The project comes from Extell Development and the Bluestone Group, which recently filed paperwork to demolish a stretch of low-rise buildings on the block. The site once housed a nightclub, a lumberyard and a few other businesses. In their place will be a 175,000-square-foot arena designed specifically for the show, with room for about 3,000 fans at a time.

The concept has already proven itself across the Atlantic. When ABBA Voyage debuted in London in 2022, it quickly became one of the city’s most unusual and successful attractions. The production now runs seven shows a week and has sold roughly 3.5 million tickets as of late 2025.

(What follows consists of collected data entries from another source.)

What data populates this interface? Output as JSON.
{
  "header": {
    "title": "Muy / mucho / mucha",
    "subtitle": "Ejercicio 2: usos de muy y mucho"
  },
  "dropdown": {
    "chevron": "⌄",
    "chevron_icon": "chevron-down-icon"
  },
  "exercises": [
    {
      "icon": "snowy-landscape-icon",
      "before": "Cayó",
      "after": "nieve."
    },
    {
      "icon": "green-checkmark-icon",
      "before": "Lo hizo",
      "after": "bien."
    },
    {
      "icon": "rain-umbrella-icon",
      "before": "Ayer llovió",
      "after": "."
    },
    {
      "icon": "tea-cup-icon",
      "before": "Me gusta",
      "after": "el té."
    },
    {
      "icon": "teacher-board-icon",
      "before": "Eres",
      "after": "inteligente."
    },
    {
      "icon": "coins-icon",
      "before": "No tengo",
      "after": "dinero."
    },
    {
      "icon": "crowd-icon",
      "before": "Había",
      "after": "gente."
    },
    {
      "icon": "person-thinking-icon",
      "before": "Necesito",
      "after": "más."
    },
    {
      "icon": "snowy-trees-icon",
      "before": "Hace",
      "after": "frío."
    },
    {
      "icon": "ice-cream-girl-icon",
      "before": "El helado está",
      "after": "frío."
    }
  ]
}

If you haven’t seen clips online, the premise sounds almost too weird to work. The four members of ABBA—Agnetha Fältskog, Björn Ulvaeus, Benny Andersson and Anni-Frid Lyngstad—appear on stage as digital versions of themselves from their late-’70s prime. The real musicians, now in their 70s and 80s, spent weeks in motion-capture suits so animators could recreate their movements down to the smallest gesture.

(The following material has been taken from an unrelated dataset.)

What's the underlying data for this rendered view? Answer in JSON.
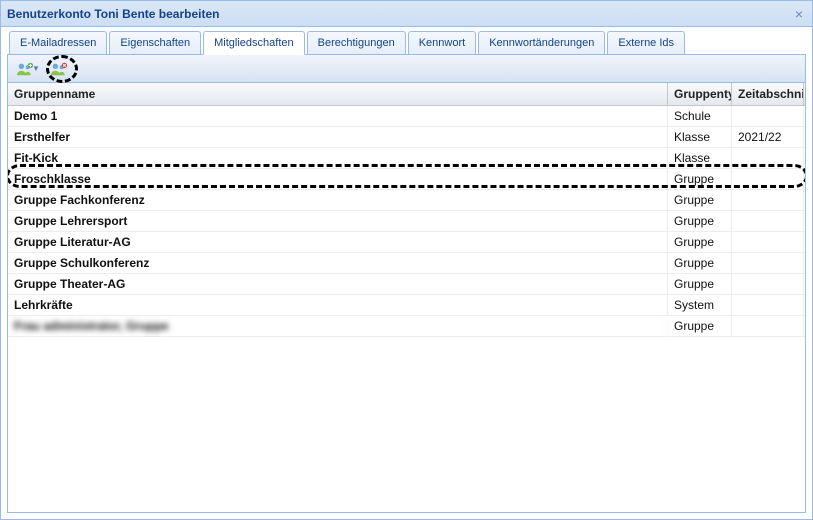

A team of about 140 visual-effects artists from Industrial Light & Magic, the studio behind many Marvel films, helped build the digital performers. The result is a 100-minute concert where the band looks uncannily real, backed by a live band and surrounded by immersive lighting and visuals.

ABBA isn’t physically in the arena, but with ABBA Voyage the group created the concert they always wished they could stage. It's an electric combo of arena spectacle, disco nostalgia and sci-fi theater rolled into one.

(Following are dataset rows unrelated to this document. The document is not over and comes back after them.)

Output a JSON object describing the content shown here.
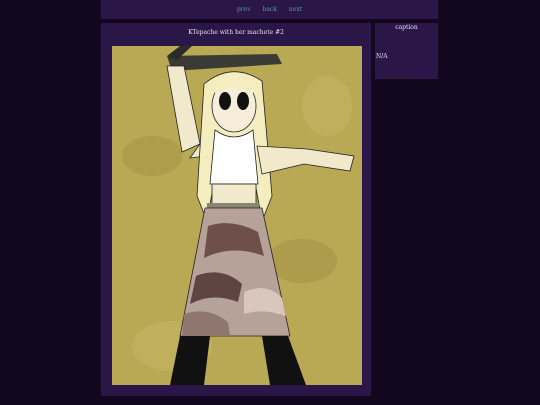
{
  "nav": {
    "prev_label": "prev",
    "back_label": "back",
    "next_label": "next"
  },
  "artwork": {
    "title": "KTepache with her machete #2"
  },
  "caption": {
    "heading": "caption",
    "text": "N/A"
  },
  "colors": {
    "page_bg": "#13071f",
    "panel_bg": "#2a1747",
    "link": "#4f9ab0",
    "text": "#e8e0f0"
  }
}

Developers estimate the project will cost around $500 million, with the city’s Industrial Development Agency approving roughly $50 million in tax incentives to help secure the production for New York instead of Las Vegas. If the London numbers are any indication, the gamble could pay off. Projections suggest the venue could draw around 900,000 visitors a year.

Beyond the sequins and holograms, the project also promises economic impact: hundreds of construction jobs during the build and close to 200 permanent positions once the venue opens.

For fans, though, the pitch is simpler. A few years from now, you might be able to watch ABBA perform “Dancing Queen” like it’s 1979 again, IRL.